NVP(1) - Paper Review

구명규·2023년 3월 14일

INR paper-review

'23 Individual Research

목록 보기

6/19

Stable Diffusion model에 이어, 3/10(금)에 교수님께서 새롭게 내주신 논문을 리뷰해보기로 한다.

Scalable Neural Video Representations with Learnable Positional Features (Subin, Sihyun, et al. NeurIPS 2022)
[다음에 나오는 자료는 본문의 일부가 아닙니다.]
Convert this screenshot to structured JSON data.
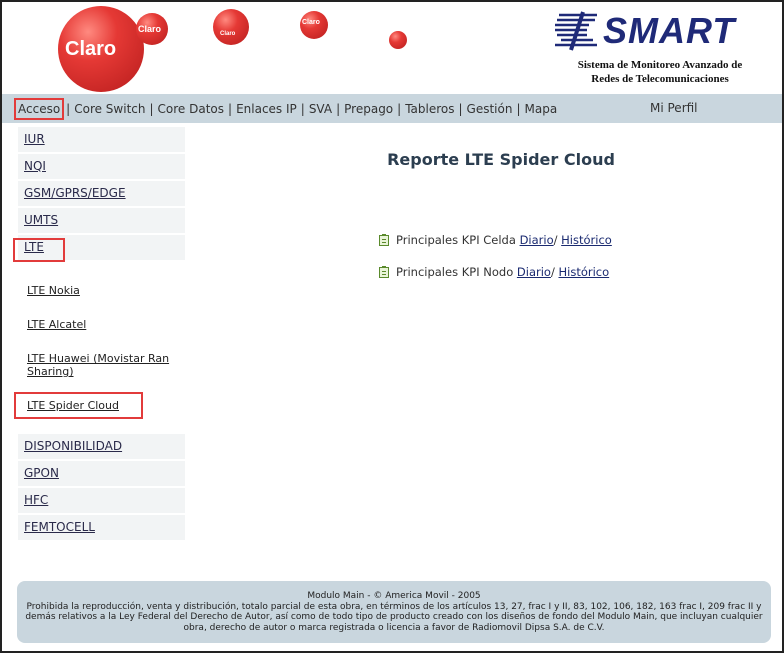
{
  "header": {
    "logo_text": "Claro",
    "ball_texts": [
      "Claro",
      "Claro",
      "Claro"
    ],
    "brand": "SMART",
    "subtitle_line1": "Sistema de Monitoreo Avanzado de",
    "subtitle_line2": "Redes de Telecomunicaciones"
  },
  "nav": {
    "items": [
      "Acceso",
      "Core Switch",
      "Core Datos",
      "Enlaces IP",
      "SVA",
      "Prepago",
      "Tableros",
      "Gestión",
      "Mapa"
    ],
    "separator": "|",
    "profile": "Mi Perfil",
    "highlighted": "Acceso"
  },
  "sidebar": {
    "items": [
      "IUR",
      "NQI",
      "GSM/GPRS/EDGE",
      "UMTS",
      "LTE",
      "DISPONIBILIDAD",
      "GPON",
      "HFC",
      "FEMTOCELL"
    ],
    "lte_subitems": [
      "LTE Nokia",
      "LTE Alcatel",
      "LTE Huawei (Movistar Ran Sharing)",
      "LTE Spider Cloud"
    ],
    "highlighted": [
      "LTE",
      "LTE Spider Cloud"
    ]
  },
  "main": {
    "title": "Reporte LTE Spider Cloud",
    "rows": [
      {
        "label": "Principales KPI Celda",
        "link1": "Diario",
        "sep": "/",
        "link2": "Histórico"
      },
      {
        "label": "Principales KPI Nodo",
        "link1": "Diario",
        "sep": "/",
        "link2": "Histórico"
      }
    ]
  },
  "footer": {
    "line1": "Modulo Main - © America Movil - 2005",
    "line2": "Prohibida la reproducción, venta y distribución, totalo parcial de esta obra, en términos de los artículos 13, 27, frac I y II, 83, 102, 106, 182, 163 frac I, 209 frac II y demás relativos a la Ley Federal del Derecho de Autor, así como de todo tipo de producto creado con los diseños de fondo del Modulo Main, que incluyan cualquier obra, derecho de autor o marca registrada o licencia a favor de Radiomovil Dipsa S.A. de C.V."
  },
  "colors": {
    "brand_red": "#e53935",
    "brand_blue": "#1f2a78",
    "bar_bg": "#c9d6de",
    "highlight_box": "#e23b3b"
  }
}
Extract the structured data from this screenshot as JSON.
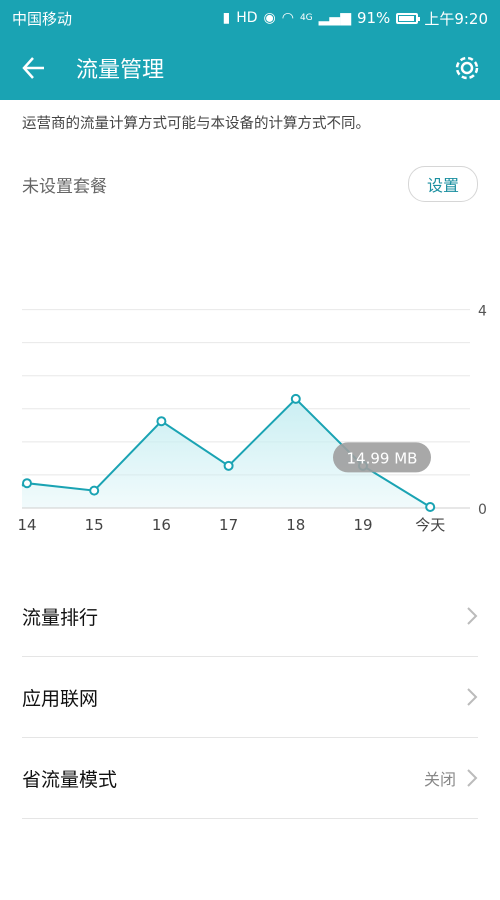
{
  "status_bar": {
    "carrier": "中国移动",
    "network": "4G",
    "battery": "91%",
    "time": "上午9:20",
    "battery_level": 0.91
  },
  "app_bar": {
    "title": "流量管理",
    "back_icon": "arrow-left-icon",
    "settings_icon": "gear-icon"
  },
  "notice": "运营商的流量计算方式可能与本设备的计算方式不同。",
  "plan": {
    "label": "未设置套餐",
    "button": "设置"
  },
  "chart_data": {
    "type": "area",
    "categories": [
      "14",
      "15",
      "16",
      "17",
      "18",
      "19",
      "今天"
    ],
    "x_positions_hint": [
      13.5,
      14.5,
      15.5,
      16.5,
      17.5,
      18.5,
      19.5
    ],
    "values": [
      0.5,
      0.35,
      1.75,
      0.85,
      2.2,
      0.85,
      0.02
    ],
    "ylim": [
      0,
      5
    ],
    "y_ticks": [
      0,
      4
    ],
    "grid": true,
    "tooltip": "14.99 MB",
    "line_color": "#1aa3b3",
    "fill_color": "#c8eef2"
  },
  "list": [
    {
      "label": "流量排行",
      "value": ""
    },
    {
      "label": "应用联网",
      "value": ""
    },
    {
      "label": "省流量模式",
      "value": "关闭"
    },
    {
      "label": "",
      "value": ""
    }
  ],
  "colors": {
    "primary": "#1aa3b3",
    "link": "#1a8fa0"
  }
}
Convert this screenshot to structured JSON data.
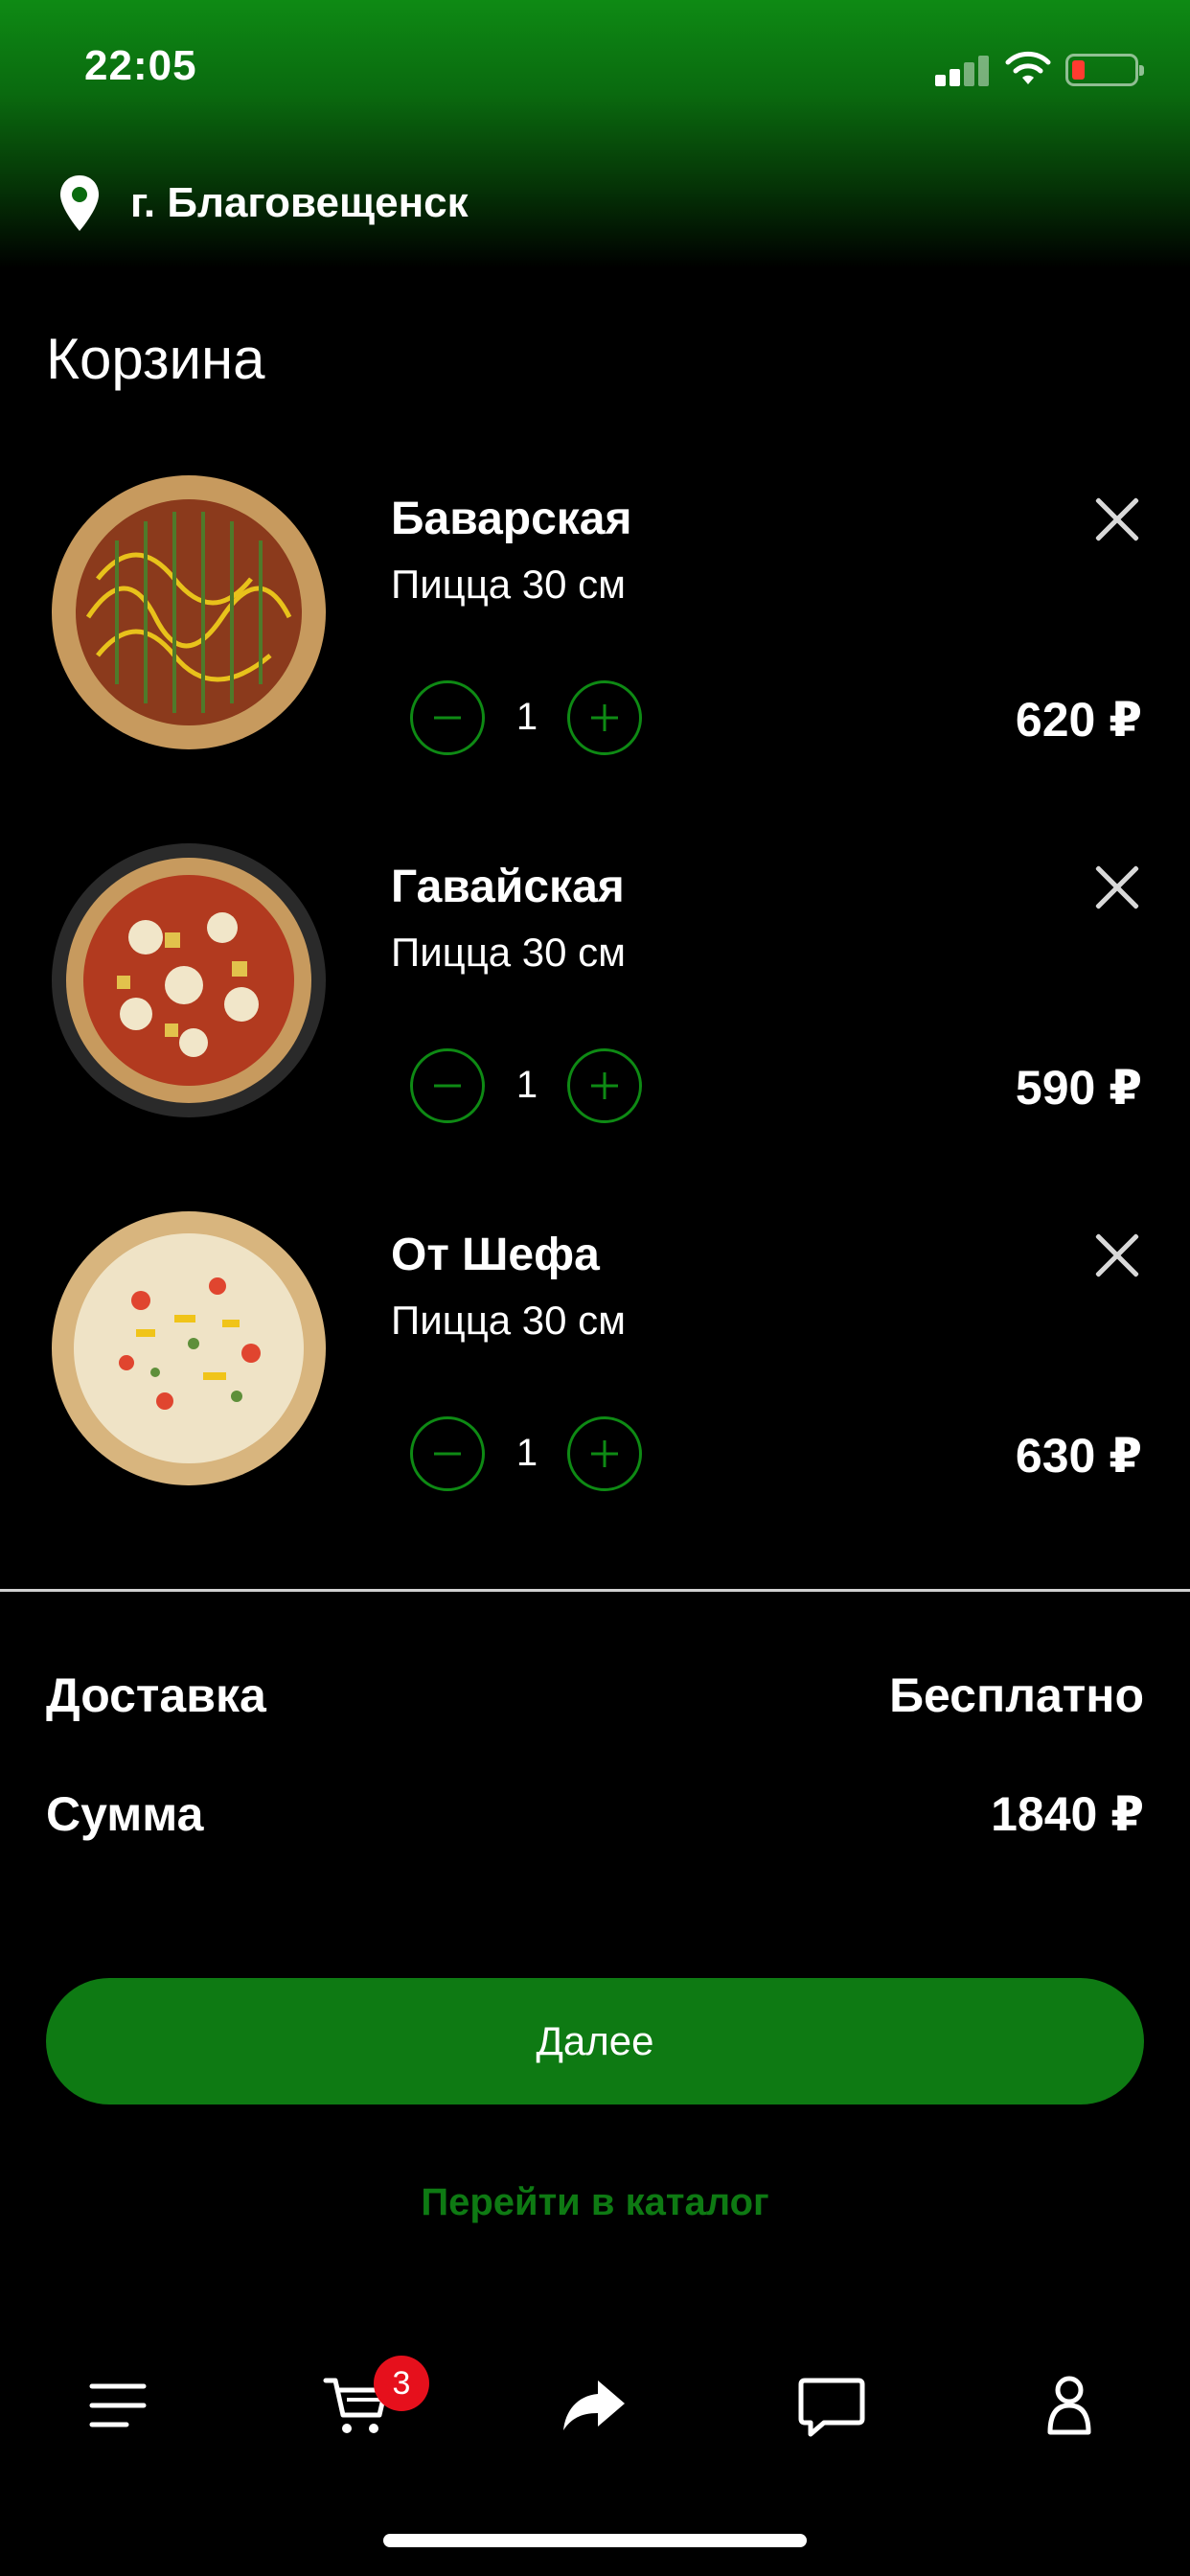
{
  "status_bar": {
    "time": "22:05"
  },
  "location": {
    "city": "г. Благовещенск",
    "icon": "location-pin-icon"
  },
  "page": {
    "title": "Корзина"
  },
  "cart": {
    "items": [
      {
        "name": "Баварская",
        "description": "Пицца 30 см",
        "quantity": "1",
        "price": "620 ₽"
      },
      {
        "name": "Гавайская",
        "description": "Пицца 30 см",
        "quantity": "1",
        "price": "590 ₽"
      },
      {
        "name": "От Шефа",
        "description": "Пицца 30 см",
        "quantity": "1",
        "price": "630 ₽"
      }
    ]
  },
  "summary": {
    "delivery_label": "Доставка",
    "delivery_value": "Бесплатно",
    "total_label": "Сумма",
    "total_value": "1840 ₽"
  },
  "actions": {
    "next_label": "Далее",
    "catalog_link": "Перейти в каталог"
  },
  "tabbar": {
    "cart_badge": "3",
    "items": [
      "menu-icon",
      "cart-icon",
      "share-icon",
      "chat-icon",
      "profile-icon"
    ]
  },
  "colors": {
    "accent": "#0e7a13",
    "badge": "#e6101c",
    "background": "#000000"
  }
}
논문 코드: https://github.com/subin-kim-cv/NVP

Introduction

CNR(Coordinate-based Neural Representations)은 gigapixel images, audios, 3D scenes, large city-scale street views와 같은 complex signal을 coordinate grid 상이 아닌 parameterized neural network 상에서 compact하게 저장하는 방식이다.
특히, 최근 CNR을 video signal에 접목하려는 시도가 이루어지고 있으며, 이는 $f(x,y,t)=(r,g,b)$ 형태의 neural network, 즉 임의의 time $t$ 에 대한 $(x,y)$ 좌표의 RGB pixel 값을 출력하는 함수를 학습시키는 것이다.
이는 복잡한 temporal dynamics와 커다란 spatial variation을 동시에 고려해줘야 하는 video의 특성상 어려움이 있는데, Chen et al.의 연구에서는 temporal dimension에 대해서만 modeling하는 방식으로 현존하는 video codec만큼의 성능을 이끌어내기도 하였다.
하지만 CNR의 가장 큰 한계점은 극심한 compute-inefficiency로, real world data에 적용하기 어려워진다.
이를 해결하기 위해 CNR을 1) coordinate-to-latent mapping $g_\theta(x,y,t)=z$ (latent grids $U_\theta\in R^{H\times W\times C}$ 로의 embedding function)와 2) latent-to-RGB mapping $h_\phi(z)=(r,g,b)$ 의 단계로 나누어 해결하려는 시도도 이루어졌는데, 이는 input dimension에 따라 너무 많은 parameter가 소요된다는 문제점이 있다.

Contribution

제안된 NVP(neural video representations with learnable positional features) 모델은 다음의 세 가지 contribution을 포함한다.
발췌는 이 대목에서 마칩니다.